🤖 AI Summary
To address the degradation of prior prompt information and reduced generalization caused by layer-wise replacement of deep continuous prompts in vision-language models, this paper proposes Modular Prompt Learning (MPL). MPL introduces, for the first time, a modular prompt architecture that is both accumulative and reusable: it explicitly preserves and reuses prompts from preceding Transformer layers, departing from conventional single-layer overwrite paradigms. By employing parameter tying and hierarchical prompt retention, MPL optimizes only lightweight prompt parameters while keeping the backbone frozen. Evaluated on 11 benchmark datasets, MPL achieves an average 0.7% improvement in base-to-novel class generalization, with a notable 10.7% gain on EuroSAT—outperforming existing prompt learning methods. It effectively mitigates prompt decay and enhances cross-dataset and zero-shot transfer stability.
📝 Abstract
Pre-trained vision-language models are able to interpret visual concepts and language semantics. Prompt learning, a method of constructing prompts for text encoders or image encoders, elicits the potentials of pre-trained models and readily adapts them to new scenarios. Compared to fine-tuning, prompt learning enables the model to achieve comparable or better performance using fewer trainable parameters.
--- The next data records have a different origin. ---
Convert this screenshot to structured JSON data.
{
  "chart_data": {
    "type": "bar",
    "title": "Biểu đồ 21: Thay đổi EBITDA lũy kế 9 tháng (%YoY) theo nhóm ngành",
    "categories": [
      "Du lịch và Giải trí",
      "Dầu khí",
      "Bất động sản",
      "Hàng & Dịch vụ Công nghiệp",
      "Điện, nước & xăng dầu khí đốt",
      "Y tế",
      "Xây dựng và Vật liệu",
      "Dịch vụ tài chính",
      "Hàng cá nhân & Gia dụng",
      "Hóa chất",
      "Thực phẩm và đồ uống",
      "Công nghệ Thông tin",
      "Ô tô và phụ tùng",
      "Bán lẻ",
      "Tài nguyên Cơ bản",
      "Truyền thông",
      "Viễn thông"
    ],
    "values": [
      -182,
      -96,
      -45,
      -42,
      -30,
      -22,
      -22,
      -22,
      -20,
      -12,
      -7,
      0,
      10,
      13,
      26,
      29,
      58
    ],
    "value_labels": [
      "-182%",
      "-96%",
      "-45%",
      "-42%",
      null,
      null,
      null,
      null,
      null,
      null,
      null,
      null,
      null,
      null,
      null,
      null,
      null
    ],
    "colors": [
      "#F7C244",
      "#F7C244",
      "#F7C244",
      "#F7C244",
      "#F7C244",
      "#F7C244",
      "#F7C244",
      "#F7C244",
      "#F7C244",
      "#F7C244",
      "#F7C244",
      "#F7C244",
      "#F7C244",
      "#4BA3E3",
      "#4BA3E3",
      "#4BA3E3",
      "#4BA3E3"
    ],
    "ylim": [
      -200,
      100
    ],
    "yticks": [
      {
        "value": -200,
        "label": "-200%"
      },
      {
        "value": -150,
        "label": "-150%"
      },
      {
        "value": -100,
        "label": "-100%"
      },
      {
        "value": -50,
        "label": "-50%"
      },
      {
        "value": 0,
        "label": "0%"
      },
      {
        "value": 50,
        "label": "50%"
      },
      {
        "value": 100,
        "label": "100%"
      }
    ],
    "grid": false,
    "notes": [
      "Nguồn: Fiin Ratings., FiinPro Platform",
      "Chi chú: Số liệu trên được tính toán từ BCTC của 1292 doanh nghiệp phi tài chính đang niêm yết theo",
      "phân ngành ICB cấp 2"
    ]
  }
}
Besides, prompt learning freezes the pre-trained model and avoids the catastrophic forgetting issue in the fine-tuning. Continuous prompts inserted into the input of every transformer layer (i.e. deep prompts) can improve the performances of pre-trained models on downstream tasks. For i-th transformer layer, the inserted prompts replace previously inserted prompts in the $(i-1)$-th layer. Although the self-attention mechanism contextualizes newly inserted prompts for the current layer and embeddings from the previous layer's output, removing all inserted prompts from the previous layer inevitably loses information contained in the continuous prompts. In this work, we propose Modular Prompt Learning (MPL) that is designed to promote the preservation of information contained in the inserted prompts. We evaluate the proposed method on base-to-new generalization and cross-dataset tasks. On average of 11 datasets, our method achieves 0.7% performance gain on the base-to-new generalization task compared to the state-of-the-art method. The largest improvement on the individual dataset is 10.7% (EuroSAT dataset).